Monsieur le sénateur, le processus suit son cours. L'ARS disposera en octobre 2014 des éléments qui permettront de définir, lors d'une deuxième séance du COPERMO, la stratégie pluriannuelle de retour à l'équilibre de ces deux établissements.

Mme la présidente. La parole est à M. Yannick Vaugrenard.

M. Yannick Vaugrenard. Madame la secrétaire d'État, je vous remercie de votre réponse, mais cette dernière ne me satisfait pas complètement.

Des efforts ont certes été accomplis qui commencent en partie à porter leurs fruits. Néanmoins, nous ne sortirons pas de cette situation particulièrement difficile à Saint-Nazaire comme dans d'autres centres hospitaliers dès lors qu'il existe un partenariat public-privé, car le coût des loyers est exorbitant par rapport à la réalité du fonctionnement de ces établissements.

De la même manière que cela a pu se faire dans le centre hospitalier sud-francilien - et l'ensemble des syndicats, ainsi que la fédération hospitalière de France s'en sont félicités -, nous ne pourrons à mon avis pas échapper à une renégociation générale de ces partenariats public-privé ; sinon, nous courrons, sur le plan de la santé, à la catastrophe.

La situation de Saint-Nazaire est particulièrement préoccupante. Je vous informe que, par ailleurs, des congés de maternité ne sont pas remplacés, que la suppression de cinquante emplois est envisagée et que de nombreux cas de burn out sont aujourd'hui signalés.
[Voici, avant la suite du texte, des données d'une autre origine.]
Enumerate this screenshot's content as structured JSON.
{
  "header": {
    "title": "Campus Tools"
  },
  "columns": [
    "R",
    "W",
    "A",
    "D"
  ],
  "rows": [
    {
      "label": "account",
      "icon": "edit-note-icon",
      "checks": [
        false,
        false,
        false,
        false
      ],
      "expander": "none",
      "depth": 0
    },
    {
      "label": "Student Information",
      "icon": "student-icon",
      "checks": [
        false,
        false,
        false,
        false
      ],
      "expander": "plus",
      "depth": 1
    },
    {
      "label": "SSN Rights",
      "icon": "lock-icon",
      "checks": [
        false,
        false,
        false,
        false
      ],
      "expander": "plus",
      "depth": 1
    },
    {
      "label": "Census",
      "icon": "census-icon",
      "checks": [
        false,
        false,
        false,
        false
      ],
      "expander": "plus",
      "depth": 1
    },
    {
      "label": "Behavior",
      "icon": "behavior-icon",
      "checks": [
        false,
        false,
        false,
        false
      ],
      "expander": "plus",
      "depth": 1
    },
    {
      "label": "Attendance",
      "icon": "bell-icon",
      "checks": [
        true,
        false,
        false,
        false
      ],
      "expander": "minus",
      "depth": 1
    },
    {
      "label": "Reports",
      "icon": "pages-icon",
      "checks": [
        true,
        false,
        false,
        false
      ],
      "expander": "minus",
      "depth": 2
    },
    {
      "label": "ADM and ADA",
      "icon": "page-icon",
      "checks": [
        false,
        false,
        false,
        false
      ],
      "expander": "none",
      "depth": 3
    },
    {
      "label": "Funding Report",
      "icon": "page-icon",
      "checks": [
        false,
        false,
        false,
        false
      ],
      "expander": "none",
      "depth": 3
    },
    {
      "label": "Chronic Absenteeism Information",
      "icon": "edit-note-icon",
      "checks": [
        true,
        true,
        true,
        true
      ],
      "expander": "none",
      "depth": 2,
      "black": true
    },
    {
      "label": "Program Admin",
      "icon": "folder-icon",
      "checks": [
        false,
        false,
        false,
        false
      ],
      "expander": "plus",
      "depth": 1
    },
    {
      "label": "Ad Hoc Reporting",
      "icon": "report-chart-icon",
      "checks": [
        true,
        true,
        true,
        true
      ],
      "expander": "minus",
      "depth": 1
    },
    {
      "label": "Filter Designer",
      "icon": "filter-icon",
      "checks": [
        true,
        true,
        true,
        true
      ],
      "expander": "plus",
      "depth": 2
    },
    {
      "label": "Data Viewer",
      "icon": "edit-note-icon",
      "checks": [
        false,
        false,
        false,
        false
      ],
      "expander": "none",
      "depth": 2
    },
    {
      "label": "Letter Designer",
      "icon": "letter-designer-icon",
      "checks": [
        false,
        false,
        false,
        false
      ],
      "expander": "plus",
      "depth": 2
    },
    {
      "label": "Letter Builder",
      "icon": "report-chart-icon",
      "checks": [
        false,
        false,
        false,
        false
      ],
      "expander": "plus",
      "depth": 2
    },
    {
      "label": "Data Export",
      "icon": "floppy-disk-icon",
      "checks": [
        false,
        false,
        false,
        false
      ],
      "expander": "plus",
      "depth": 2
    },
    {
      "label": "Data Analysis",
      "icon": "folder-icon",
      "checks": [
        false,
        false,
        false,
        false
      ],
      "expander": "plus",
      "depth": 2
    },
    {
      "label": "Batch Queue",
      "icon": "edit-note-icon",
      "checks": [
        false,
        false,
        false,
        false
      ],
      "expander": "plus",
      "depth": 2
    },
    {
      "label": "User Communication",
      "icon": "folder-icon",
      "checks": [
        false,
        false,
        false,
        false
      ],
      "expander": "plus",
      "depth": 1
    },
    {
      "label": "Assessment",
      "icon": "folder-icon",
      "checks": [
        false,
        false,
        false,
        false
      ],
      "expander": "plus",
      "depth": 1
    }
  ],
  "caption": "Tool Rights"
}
Je tenais à attirer l'attention du Gouvernement sur cette situation qui est particulièrement grave. Il faut continuer, malgré les difficultés financières - et je les mesure bien en responsabilité -, de parler de« communauté hospitalière » plutôt que d'« hôpital-entreprise », et surtout de« patients » plutôt que de« clients ».

Collectivement, des efforts ont été accomplis, comme vous l'avez souligné, madame la secrétaire d'État, et j'en remercie le Gouvernement. Ils doivent perdurer pour le confort public de notre santé et non pas uniquement pour les actionnaires d'Eiffage.

Il me paraît donc important que nous engagions une réflexion collective sur cette question de santé publique. Je souhaite que cette réflexion se poursuive au niveau du Gouvernement de manière que nous soit transmise, dans les semaines ou les mois qui viennent, une réponse plus précise quant à la renégociation indispensable à opérer avec Eiffage.